DeepLearning.AI’s Andrew Ng has announced the winners for the Data-Centric AI competition. The winners in terms of best overall performance are:
Divakar Roy, Shashank Despande, Chris Anderson and Rob Walsh of Innotescus, and Asfandyar Azhar and Nidhish Shah of Synaptic AnN. Under the category of Most Innovative, the winners included Mohammad Motamedi, Johnson Kuan and the GoDataDriven group | Part of Xebia.
Image Source: Andrew Ng | Twitter
Rules of the competition
- Participants were given ~3K images of handwritten Roman numerals from 1–10. The task was to optimise the model performance in classifying Roman numerals.
- A label book of 52 images to use as a small test set for the participants’ own experiments.
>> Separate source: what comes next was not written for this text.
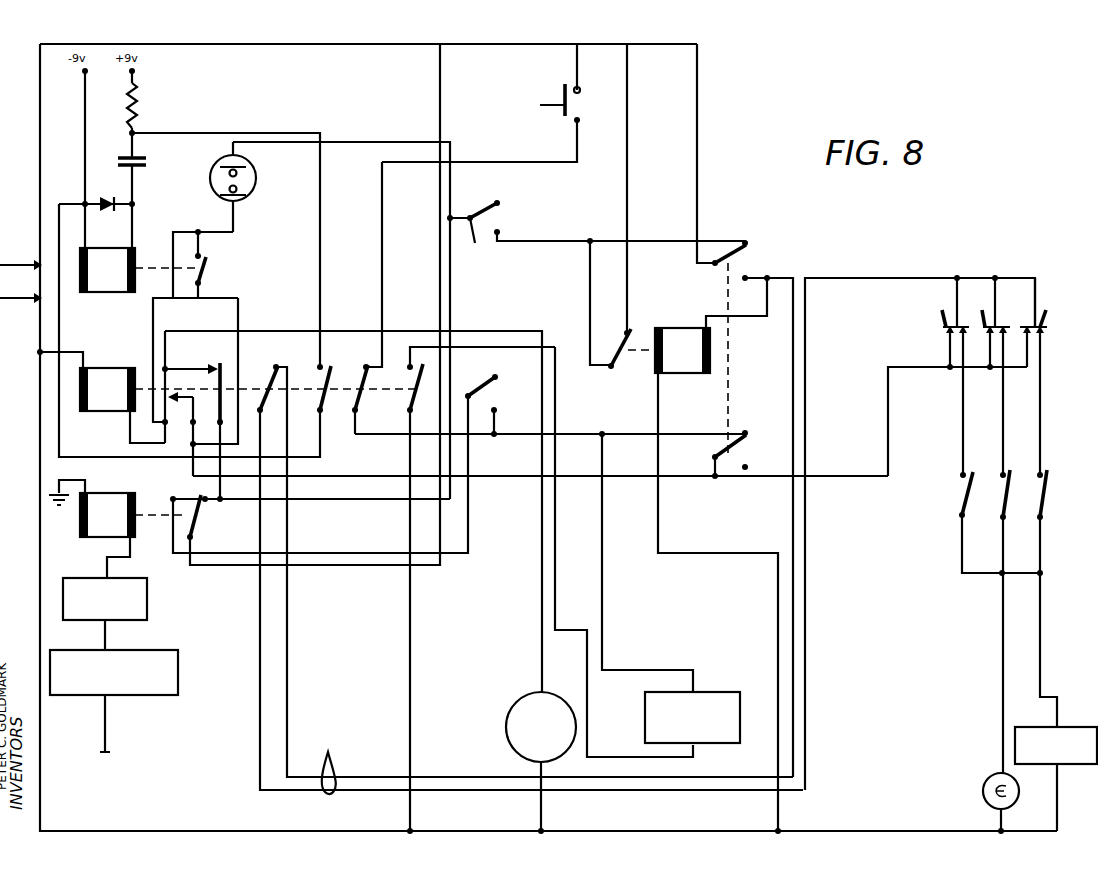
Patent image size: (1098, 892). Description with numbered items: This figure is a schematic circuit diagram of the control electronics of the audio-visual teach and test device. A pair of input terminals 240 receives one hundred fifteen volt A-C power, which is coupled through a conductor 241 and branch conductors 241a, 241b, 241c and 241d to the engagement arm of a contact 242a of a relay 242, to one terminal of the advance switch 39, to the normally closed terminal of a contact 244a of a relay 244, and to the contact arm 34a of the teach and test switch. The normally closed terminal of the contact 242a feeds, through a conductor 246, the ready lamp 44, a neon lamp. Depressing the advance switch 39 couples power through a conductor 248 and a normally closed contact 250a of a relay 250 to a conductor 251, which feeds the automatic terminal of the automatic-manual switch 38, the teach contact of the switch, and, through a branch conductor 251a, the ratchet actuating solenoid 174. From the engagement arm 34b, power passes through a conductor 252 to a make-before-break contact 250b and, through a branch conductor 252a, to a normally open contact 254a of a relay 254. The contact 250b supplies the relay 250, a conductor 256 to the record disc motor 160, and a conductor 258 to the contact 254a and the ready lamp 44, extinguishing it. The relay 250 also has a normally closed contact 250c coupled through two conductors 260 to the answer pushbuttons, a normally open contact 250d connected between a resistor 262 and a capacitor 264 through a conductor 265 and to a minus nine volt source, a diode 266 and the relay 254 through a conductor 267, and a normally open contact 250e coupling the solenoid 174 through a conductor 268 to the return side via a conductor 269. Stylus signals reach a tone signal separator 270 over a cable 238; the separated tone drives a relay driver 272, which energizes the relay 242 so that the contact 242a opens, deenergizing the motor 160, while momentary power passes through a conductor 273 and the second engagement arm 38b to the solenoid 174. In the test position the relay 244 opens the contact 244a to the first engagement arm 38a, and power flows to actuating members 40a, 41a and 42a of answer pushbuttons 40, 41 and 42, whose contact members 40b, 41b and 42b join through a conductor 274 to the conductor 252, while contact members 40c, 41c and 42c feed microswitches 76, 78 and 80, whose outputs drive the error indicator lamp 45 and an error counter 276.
This label book is not used in the final evaluation.
- The model architecture is held fixed (cut off ResNet50) and trained for 100 epochs while the model weights are selected among the epochs based on accuracy on the validation set.
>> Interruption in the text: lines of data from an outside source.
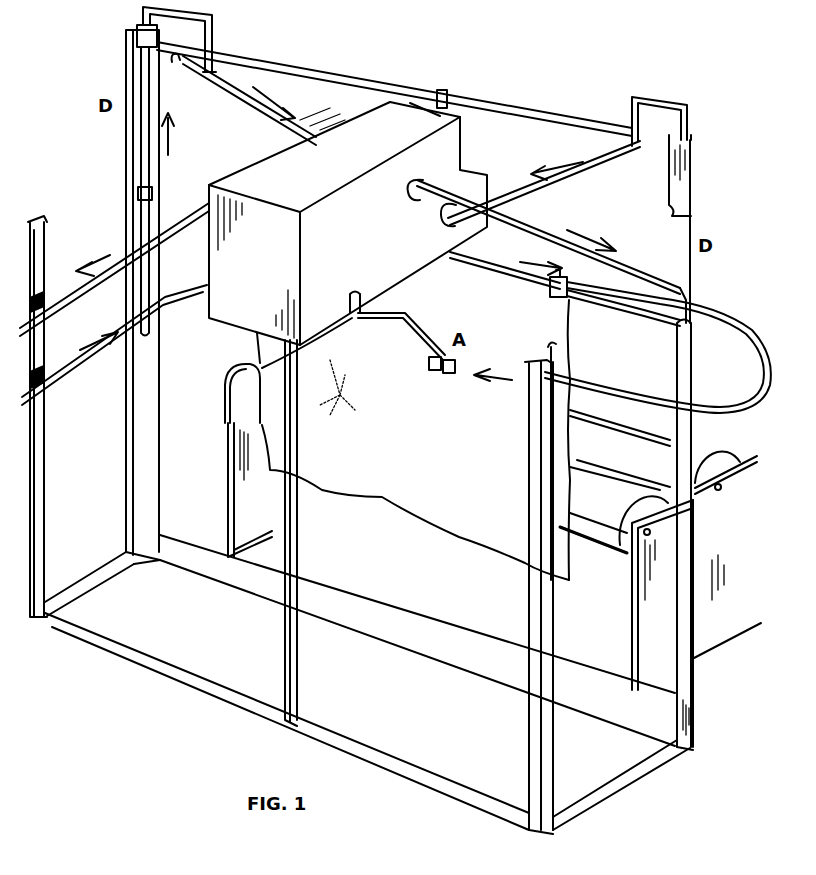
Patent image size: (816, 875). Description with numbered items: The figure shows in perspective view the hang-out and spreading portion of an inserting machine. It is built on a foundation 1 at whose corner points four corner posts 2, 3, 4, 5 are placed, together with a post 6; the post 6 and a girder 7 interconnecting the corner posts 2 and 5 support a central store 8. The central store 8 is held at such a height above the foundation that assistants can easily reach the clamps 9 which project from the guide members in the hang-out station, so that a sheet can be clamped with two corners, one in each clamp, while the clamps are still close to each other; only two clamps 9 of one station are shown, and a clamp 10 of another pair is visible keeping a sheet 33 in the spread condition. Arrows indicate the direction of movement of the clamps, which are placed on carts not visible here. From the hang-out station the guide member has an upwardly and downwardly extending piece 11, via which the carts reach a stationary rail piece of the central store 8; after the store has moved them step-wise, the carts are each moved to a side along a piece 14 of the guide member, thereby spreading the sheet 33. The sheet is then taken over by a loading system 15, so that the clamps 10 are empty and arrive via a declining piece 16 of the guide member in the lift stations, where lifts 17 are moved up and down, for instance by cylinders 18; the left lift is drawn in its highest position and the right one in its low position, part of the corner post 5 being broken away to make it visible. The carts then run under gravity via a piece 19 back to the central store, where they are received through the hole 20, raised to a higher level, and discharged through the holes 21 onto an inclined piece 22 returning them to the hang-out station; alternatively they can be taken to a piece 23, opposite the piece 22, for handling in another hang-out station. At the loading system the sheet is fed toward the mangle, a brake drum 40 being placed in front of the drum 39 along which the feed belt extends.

The foundation 1 is at (425, 657).
The corner post 2 is at (133, 433).
The corner post 3 is at (40, 521).
The corner post 4 is at (532, 743).
The corner post 5 is at (680, 700).
The post 6 is at (293, 665).
The girder 7 is at (500, 101).
The central store 8 is at (347, 128).
The clamp 9 is at (447, 370).
The clamp 10 is at (580, 302).
The upwardly and downwardly extending piece 11 is at (422, 331).
The piece of guide member 14 is at (480, 240).
The loading system 15 is at (716, 660).
The declining piece 16 is at (205, 178).
The lift 17 is at (175, 63).
The cylinder 18 is at (143, 213).
The piece of guide member 19 is at (268, 112).
The hole 20 is at (448, 223).
The hole 21 is at (410, 200).
The inclined piece 22 is at (739, 320).
The piece 23 is at (74, 305).
The sheet 33 is at (473, 530).
The drum 39 is at (710, 448).
The brake drum 40 is at (608, 533).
- Though the model and training procedure have been kept fixed, the participant’s were free to improve the dataset and change the training and validation data splits.
- Addition of images was also allowed, but submissions must have less than 10K images combined in the training and validation splits.
- Upon submission of the improved dataset, participants were evaluated against a hidden test set of images.
- Maximum five submissions per week (65 total over the course of the competition) were allowed.
As only less than 10K images were allowed, participants had to focus on getting “Good Data” in the absence of “Big Data”. Andrew NG feels that this phenomenon is very common in AI applications for more traditional industries.
Best Overall Performance
- Divakar Roy, a software engineer working at Findmeashoe.com based out of Bengaluru.
His interests lie in software development and testing, problem-solving, image and video processing, 3D visualisation & measurement and code porting between C, CUDA, Python and MATLAB.
Roy called this win a highlight of his professional career. He posted
Image Source: Divakar Roy | LinkedIn
- Shashank Despande, Chris Anderson and Rob Walsh of Innotescus (data visualisation and image+video annotation platform).
The company said it aims to enable customers to deploy the most reliable, unbiased computer vision models faster by demystifying the preparation and analysis of the most challenging machine learning datasets.
- Asfandyar Azhar and Nidhish Shah of Synaptic AnN.
Shah is a student of computer science at the Eindhoven University of Technology, and Azhar is pursuing a combined Bsc/Msc (Honors) course in Data Science and AI at the same university.
Shah said that he learned a lot about the most innovative approaches to data-centric AI and how to democratise them. He posted on Linkedin:
Image Source: Nidhish Shah|LinkedIn
- Mohammad Motamedi, who works as a senior software engineer – deep learning and AI technology at NVIDIA.
- Johnson Kuan, who is the Director, data science and AI/ML at DIRECTV. His role is to lead the implementation of MLOps to accelerate the development/deployment of ML models. He also helps to drive the enablement and adoption of the latest, most impactful AI/ML techniques.
- GoDataDriven| Part of Xebia – offers data and AI services, consultancy and training for the top 200 companies in the Netherlands and abroad.
What exactly is Data-Centric AI?
Data-centric AI aims to focus on the quality of data used to train a model rather than improving the algorithm development. This is exactly the opposite of model-centric data, whose aim is to collect all the data and build a model capable enough to deal with the noise within the data. Andrew Ng has argued that often this is much more effective to improve performance.
Myths about Data-centric AI
As an emerging field, there is a lot of confusion and myths related to data-centric AI. Andrew Ng points out some of them:
- Data-centric AI doesn’t address the critical problem of building responsible AI
- Just another name for applied machine learning
- Paying more attention to data
- Better processing of data
- Only about labelling
- Only works for unstructured data
The top three winners from each of the two categories (Best Performance Overall and Most Innovative) will be invited to a private event with Andrew Ng to share ideas about how to grow the data-centric movement.